Install with pip install toolfront[databricks], then run:

from toolfront import Database

data = Database(url="databricks://", **extra_params)

Parameters:

  • url: Databricks connection URL (required)
  • server_hostname: Databricks workspace hostname
  • http_path: HTTP path to the SQL warehouse
  • access_token: Databricks personal access token
  • catalog: Catalog name (optional)
  • schema: Schema name (default: 'default')
  • session_configuration: Additional session configuration parameters (optional)
  • http_headers: Custom HTTP headers (optional)
  • use_cloud_fetch: Enable cloud fetch optimization (default: False)
  • memtable_volume: Volume for storing temporary tables (optional)
  • staging_allowed_local_path: Local path allowed for staging (optional)

📚 Documentation: Ibis Databricks Backend

Druid

Install with pip install toolfront[druid], then run:

from toolfront import Database

data = Database(url="druid://localhost:8082/druid/v2/sql", **extra_params)

Parameters:

  • url: Druid connection URL with hostname, port, and API path (required)
  • host: Hostname of the Druid server (default: 'localhost')
  • port: Port number of the Druid server (default: 8082)
  • path: API path for Druid SQL queries (default: 'druid/v2/sql')

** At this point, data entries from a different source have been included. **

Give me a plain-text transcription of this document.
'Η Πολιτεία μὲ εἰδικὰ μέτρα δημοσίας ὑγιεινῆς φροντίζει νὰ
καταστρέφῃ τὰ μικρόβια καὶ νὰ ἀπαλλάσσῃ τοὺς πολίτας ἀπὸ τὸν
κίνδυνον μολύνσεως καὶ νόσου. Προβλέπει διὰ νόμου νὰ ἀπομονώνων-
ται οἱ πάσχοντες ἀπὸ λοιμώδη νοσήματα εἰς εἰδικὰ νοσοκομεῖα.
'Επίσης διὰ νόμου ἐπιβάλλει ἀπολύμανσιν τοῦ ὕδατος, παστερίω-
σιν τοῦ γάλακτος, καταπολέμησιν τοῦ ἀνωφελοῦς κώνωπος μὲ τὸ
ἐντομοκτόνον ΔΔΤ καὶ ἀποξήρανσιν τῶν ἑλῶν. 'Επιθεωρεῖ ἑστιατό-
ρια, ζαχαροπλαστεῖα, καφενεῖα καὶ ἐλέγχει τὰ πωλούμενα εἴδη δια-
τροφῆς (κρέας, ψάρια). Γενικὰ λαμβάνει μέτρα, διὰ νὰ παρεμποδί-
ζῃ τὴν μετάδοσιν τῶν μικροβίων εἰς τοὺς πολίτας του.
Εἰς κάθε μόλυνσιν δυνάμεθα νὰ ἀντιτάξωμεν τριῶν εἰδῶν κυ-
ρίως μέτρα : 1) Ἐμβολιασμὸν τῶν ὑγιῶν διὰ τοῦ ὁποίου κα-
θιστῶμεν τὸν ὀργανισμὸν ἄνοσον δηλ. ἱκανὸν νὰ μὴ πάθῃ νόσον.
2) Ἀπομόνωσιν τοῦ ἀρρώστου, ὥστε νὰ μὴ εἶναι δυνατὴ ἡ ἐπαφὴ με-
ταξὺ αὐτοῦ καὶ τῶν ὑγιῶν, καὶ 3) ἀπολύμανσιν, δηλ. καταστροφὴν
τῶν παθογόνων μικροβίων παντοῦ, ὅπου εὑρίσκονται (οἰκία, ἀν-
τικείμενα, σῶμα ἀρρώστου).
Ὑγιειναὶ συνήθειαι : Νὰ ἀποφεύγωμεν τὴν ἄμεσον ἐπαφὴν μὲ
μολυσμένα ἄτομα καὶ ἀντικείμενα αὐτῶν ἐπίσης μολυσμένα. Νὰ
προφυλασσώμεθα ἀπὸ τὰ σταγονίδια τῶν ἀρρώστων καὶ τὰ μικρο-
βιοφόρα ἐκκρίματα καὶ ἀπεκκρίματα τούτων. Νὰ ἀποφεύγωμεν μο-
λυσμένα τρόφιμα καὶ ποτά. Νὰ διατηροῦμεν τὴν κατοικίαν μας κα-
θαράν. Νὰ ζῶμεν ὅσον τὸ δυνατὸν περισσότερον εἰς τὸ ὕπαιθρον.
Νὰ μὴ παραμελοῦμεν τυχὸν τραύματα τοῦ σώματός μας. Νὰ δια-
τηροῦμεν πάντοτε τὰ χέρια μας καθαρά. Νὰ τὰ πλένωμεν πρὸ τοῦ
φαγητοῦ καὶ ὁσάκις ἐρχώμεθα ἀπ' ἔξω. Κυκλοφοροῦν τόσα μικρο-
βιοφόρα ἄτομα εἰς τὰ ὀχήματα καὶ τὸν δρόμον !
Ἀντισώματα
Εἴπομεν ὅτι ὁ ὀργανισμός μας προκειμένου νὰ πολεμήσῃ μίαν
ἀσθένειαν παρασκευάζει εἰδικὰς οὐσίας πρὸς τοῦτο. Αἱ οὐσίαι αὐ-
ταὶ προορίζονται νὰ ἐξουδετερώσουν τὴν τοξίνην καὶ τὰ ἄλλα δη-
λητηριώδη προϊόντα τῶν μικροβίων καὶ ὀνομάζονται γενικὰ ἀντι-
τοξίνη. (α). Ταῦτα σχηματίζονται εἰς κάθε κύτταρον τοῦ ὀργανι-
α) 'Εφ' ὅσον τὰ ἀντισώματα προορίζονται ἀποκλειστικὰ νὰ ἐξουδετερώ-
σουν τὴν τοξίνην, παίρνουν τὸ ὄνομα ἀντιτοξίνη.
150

📚 Documentation: Ibis Druid Backend

DuckDB

Install with pip install toolfront[duckdb], then run:

from toolfront import Database

data = Database(url="duckdb://database.duckdb", **extra_params)

Parameters:

  • url: DuckDB connection URL pointing to database file (required)
  • database: Path to the SQLite database file, or None for in-memory database (default: None)
  • type_map: Optional mapping from SQLite type names to Ibis DataTypes to override schema inference

📚 Documentation: Ibis DuckDB Backend

MSSQL

Install with pip install toolfront[mssql], then run:

from toolfront import Database

data = Database(url="mssql://{user}:{password}@{host}:{port}/{database}", **extra_params)

Parameters:

  • url: MSSQL connection URL with credentials and database details (required)
  • host: Address of MSSQL server to connect to (default: 'localhost')
  • user: Username. Leave blank to use Integrated Authentication (default: None)
  • password: Password. Leave blank to use Integrated Authentication (default: None)
  • port: Port of MSSQL server to connect to (default: 1433)
  • database: The MSSQL database to connect to (default: None)
  • driver: ODBC Driver to use. On Mac and Linux this is usually 'FreeTDS'. On Windows, it is usually one of: 'ODBC Driver 11 for SQL Server', 'ODBC Driver 13 for SQL Server', 'ODBC Driver 17 for SQL Server', or 'ODBC Driver 18 for SQL Server' (default: None)
  • kwargs: Additional keyword arguments to pass to PyODBC (default: {})

📚 Documentation: Ibis MSSQL Backend

MySQL

Install with pip install toolfront[mysql], then run:

from toolfront import Database

data = Database(url="mysql://{user}:{password}@{host}:{port}/{database}", **extra_params)

Parameters:

  • url: MySQL connection URL with credentials and database details (required)
  • host: Hostname (default: 'localhost')
  • user: Username (default: None)
  • password: Password (default: None)
  • port: Port (default: 3306)
  • autocommit: Autocommit mode (default: True)
  • kwargs: Additional keyword arguments passed to MySQLdb.connect

📚 Documentation: Ibis MySQL Backend

Oracle

Install with pip install toolfront[oracle], then run:

from toolfront import Database

data = Database(url="oracle://{user}:{password}@{host}:{port}/{database}", **extra_params)

Parameters:

  • url: Oracle connection URL with credentials and database details (required)
  • user: Username (required)
  • password: Password (required)
  • host: Hostname (default: 'localhost')
  • port: Port (default: 1521)
  • database: Used as an Oracle service name if provided (optional)
  • sid: Unique name of an Oracle Instance, used to construct a DSN if provided (optional)
  • service_name: Oracle service name, used to construct a DSN if provided. Only one of database and service_name should be provided (optional)
  • dsn: An Oracle Data Source Name. If provided, overrides all other connection arguments except username and password (optional)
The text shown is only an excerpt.